Dalam konteks kekinian, larangan mendekati zina dalam Surah Al-Isra ayat 32 memiliki relevansi yang sangat tinggi. Di era digital yang serba terbuka, akses terhadap konten-konten yang bersifat seksual semakin mudah didapatkan. Media sosial dan internet menjadi media penyebaran konten-konten tersebut, yang dapat memicu perilaku yang mengarah pada zina. Oleh karena itu, pemahaman yang mendalam terhadap ayat ini sangat penting untuk melindungi diri dari pengaruh negatif tersebut.
Pentingnya pendidikan agama dan moral sejak dini menjadi sangat krusial dalam mencegah terjadinya perzinaan. Pendidikan seksualitas yang sehat dan bertanggung jawab perlu diberikan kepada anak-anak dan remaja, agar mereka memahami batasan-batasan moral dan konsekuensi dari perilaku seksual yang tidak bertanggung jawab. Selain itu, peran keluarga dan masyarakat dalam mengawasi dan membimbing anak-anak dan remaja juga sangat penting.

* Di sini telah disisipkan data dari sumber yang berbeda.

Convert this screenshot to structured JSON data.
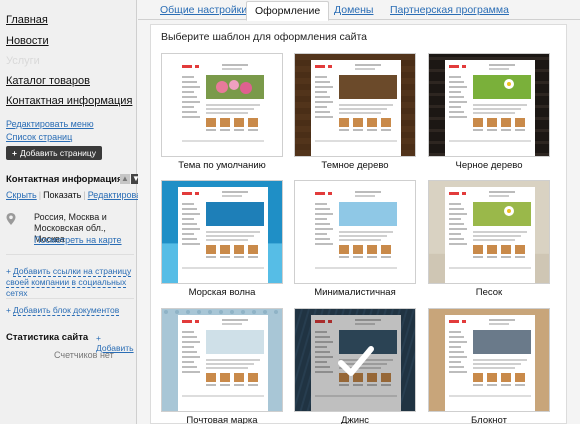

Penegakan hukum yang tegas terhadap pelaku zina juga diperlukan untuk memberikan efek jera dan melindungi masyarakat dari dampak negatif perbuatan tersebut. Namun, penegakan hukum semata tidaklah cukup. Upaya preventif melalui pendidikan agama, moral, dan sosial jauh lebih penting dalam mencegah terjadinya perzinaan.
Surah Al-Isra ayat 32 bukan hanya sekadar ayat yang tertulis dalam kitab suci, namun merupakan sebuah peringatan keras yang harus dihayati dan diamalkan dalam kehidupan sehari-hari. Larangan mendekati zina merupakan perlindungan bagi individu, keluarga, dan masyarakat dari kerusakan yang ditimbulkannya. Memahami dan mengamalkan pesan ayat ini merupakan langkah penting dalam membangun masyarakat yang bermoral, berakhlak mulia, dan sejahtera. Di tengah arus modernisasi dan globalisasi yang begitu cepat, pesan suci ini tetap relevan dan menjadi pedoman hidup yang abadi.